SUSTAINABLE L.A.
Green Film Series
& Panel Discussion
Saturday, Sept. 11
Panel at 3pm
The Medallion Loft Complex
(corner of 4th & Main Streets, downtown L.A.)
Downtown L.A.’s longest-running “green day” returns for its sixth annual event! Our slate of environmentally conscious films does more than clue us in — they prod, provoke, and press us to action, always in uplifting and entertaining fashion. In turn, we present a compelling action-oriented panel symposium, with ample opportunity to interact with our panel of experts.
This year’s theme: “Great Green Food: How to Grow, Source, and Cook Sustainably in L.A.” Whether you’re a contemporary homesteader with plans to feed an entire community or an apartment dweller looking to grow an edible rooftop garden, our nationally celebrated panelists offer solutions that work for where and how we live. Plus, tips on sourcing the healthiest, most organic food locally and — best of all! — how to cook and serve sustainable, sumptuous repasts.
Films:
1:00 PM – Greenlit
2:30 PM – Sick Amour (with Q&A)
4:00 PM – Green Shorts Program
2010 SLA / Slow Food Panelists:
- Peggy Curry is the Founder, President and Director of Development of Growing Great, a local nonprofit organization that provides a range of programs for school garden and nutrition education. She will demonstrate how planting seeds can build healthy bodies, create tight-knit communities, and just be good fun!
- Jules Dervaes and his family had been transforming their home the past twenty years. He’ll show how we can all cultivate urban homesteads by harvesting organic food, no matter where we live.
- Tracy Hepler is co-founder and creative director of Your Daily Thread. She will be sharing tips on eating sustainably for the social good — in social settings that help spread the good word on eating green and great.

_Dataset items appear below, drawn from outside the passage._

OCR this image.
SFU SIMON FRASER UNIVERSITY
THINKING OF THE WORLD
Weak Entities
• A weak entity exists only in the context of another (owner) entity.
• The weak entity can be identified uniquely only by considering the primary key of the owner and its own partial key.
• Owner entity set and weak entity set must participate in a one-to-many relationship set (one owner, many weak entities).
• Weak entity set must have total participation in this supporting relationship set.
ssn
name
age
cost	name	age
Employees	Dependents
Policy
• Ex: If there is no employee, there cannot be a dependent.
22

- Thomas Kostigen is a New York Times best-selling author. His newest release is The Green Blue Book:The Simple Water-Savings Guide to Everything in Your Life. He will be speaking about the escalating water crisis and sharing simple and unique water-saving solutions that all of us can implement in our daily lives.

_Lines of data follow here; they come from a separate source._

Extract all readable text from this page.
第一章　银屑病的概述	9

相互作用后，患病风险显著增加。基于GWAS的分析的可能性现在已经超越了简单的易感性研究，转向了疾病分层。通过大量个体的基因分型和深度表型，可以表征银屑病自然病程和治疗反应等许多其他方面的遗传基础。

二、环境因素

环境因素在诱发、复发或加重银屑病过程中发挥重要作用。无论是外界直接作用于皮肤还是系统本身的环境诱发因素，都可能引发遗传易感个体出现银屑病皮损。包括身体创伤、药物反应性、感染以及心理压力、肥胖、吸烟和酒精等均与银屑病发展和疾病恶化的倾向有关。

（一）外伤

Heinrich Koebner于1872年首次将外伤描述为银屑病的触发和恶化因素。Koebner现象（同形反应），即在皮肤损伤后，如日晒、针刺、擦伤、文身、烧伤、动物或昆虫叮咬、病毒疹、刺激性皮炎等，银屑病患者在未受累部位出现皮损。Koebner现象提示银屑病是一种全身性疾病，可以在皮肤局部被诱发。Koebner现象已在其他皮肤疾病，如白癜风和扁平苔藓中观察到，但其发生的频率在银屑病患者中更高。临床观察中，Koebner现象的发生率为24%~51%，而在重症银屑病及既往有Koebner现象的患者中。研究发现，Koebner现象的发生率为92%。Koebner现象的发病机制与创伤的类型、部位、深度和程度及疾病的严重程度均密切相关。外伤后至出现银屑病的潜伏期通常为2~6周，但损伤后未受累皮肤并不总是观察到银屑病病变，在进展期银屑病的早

- KC Ma is the executive chef at Vinoteque after working at both Water Grill and Craft. His sustainable cooking demonstration will show how being good to the Earth is a delicious idea.
- John Mulrow writes for the Worldwatch Institute’s Transforming Cultures Project and also served as the 2010 Director of Gardening and Environmental Education for Washington DC Summer Camps. John will point out the ways in which education, the media, government policies, and other societal systems have conspired to crate a culture of consumerism–and how we can fight the unhealthy and unsustainable food habits that have come along with it.

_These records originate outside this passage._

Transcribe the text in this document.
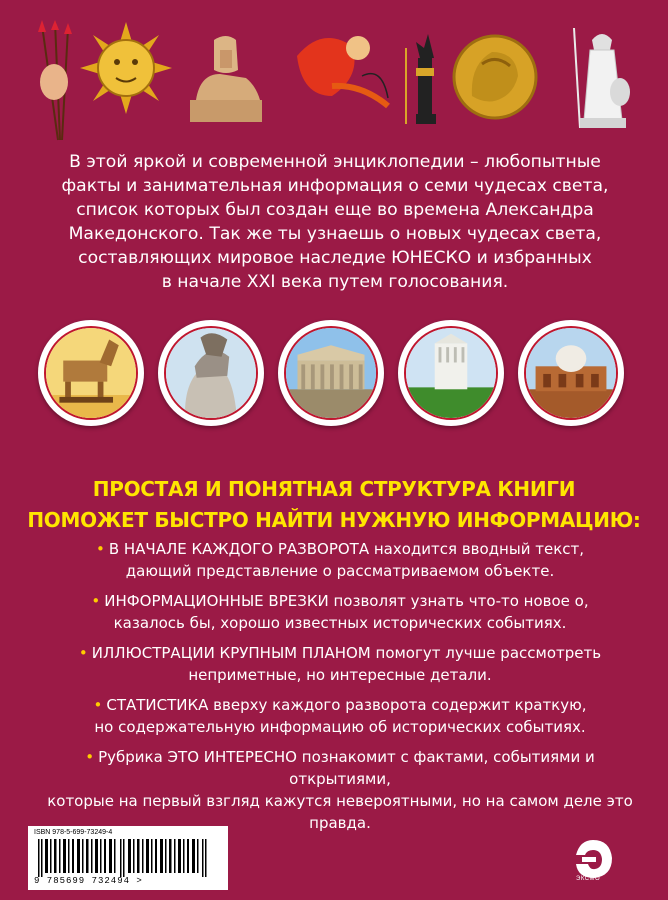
В этой яркой и современной энциклопедии – любопытные
факты и занимательная информация о семи чудесах света,
список которых был создан еще во времена Александра
Македонского. Так же ты узнаешь о новых чудесах света,
составляющих мировое наследие ЮНЕСКО и избранных
в начале XXI века путем голосования.
ПРОСТАЯ И ПОНЯТНАЯ СТРУКТУРА КНИГИ
ПОМОЖЕТ БЫСТРО НАЙТИ НУЖНУЮ ИНФОРМАЦИЮ:
• В НАЧАЛЕ КАЖДОГО РАЗВОРОТА находится вводный текст,
дающий представление о рассматриваемом объекте.
• ИНФОРМАЦИОННЫЕ ВРЕЗКИ позволят узнать что-то новое о,
казалось бы, хорошо известных исторических событиях.
• ИЛЛЮСТРАЦИИ КРУПНЫМ ПЛАНОМ помогут лучше рассмотреть
неприметные, но интересные детали.
• СТАТИСТИКА вверху каждого разворота содержит краткую,
но содержательную информацию об исторических событиях.
• Рубрика ЭТО ИНТЕРЕСНО познакомит с фактами, событиями и открытиями,
которые на первый взгляд кажутся невероятными, но на самом деле это правда.
ISBN 978-5-699-73249-4
9 785699 732494 >	ЭКСМО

- Monica Richards and William Faith are wellknown as the innovative gothic/darkwave band Faith & the Muse. They’ll speak about permaculture, and how it has changed not only their own lives, but has created sustainable human settlements with the smallest ecological footprint possible.
- Jill Richardson is the founder of the highly read blog La Vida Locavore and author of the book Recipe for America: Why Our Food System is Broken and What We Can Do To Fix It. She’ll tell us why food policy is too important to leave it to the lobbyists — and what we can do about it.
- Taja Sevelle and Joyce Lapinsky are the directors of Urban Farming, an organization that brings people together in communities throughout America and abroad to plant food on unused land, space, rooftops and walls. They will provide valuable advice on how we can all work toward ending hunger in our generation, while greening the globe.
- Deborah Eden Tull is author of The Natural Kitchen: Your Guide to the Sustainable Food Revolution and a sustainability coach who has been traveling to, living in, or teaching about sustainable communities internationally for nearly 20 years. She will show us how even the most urban resident can start an organic, sustainable garden with resounding results.
- Mark Winne is the author of Closing the Food Gap and the forthcoming book Food Rebels, Guerrilla Gardeners, and Smart Cookin’ Mamas. He will challenge the notion that food is a privilege our society only accords the affluent and well-educated — and how we can assure its availability to all, regardless of race, residency, or income.
- Jason Boardé is the executive director of Pedal Patch Community, a new NPO growing food for the needy and edifying communities on food cultivation and food system resetting — and an urban farming guru and certified producer. Jason will shed light on “urban ag” from local policy to rooftop farming, and discuss why urban farming makes special sense given the economic and social realities of today.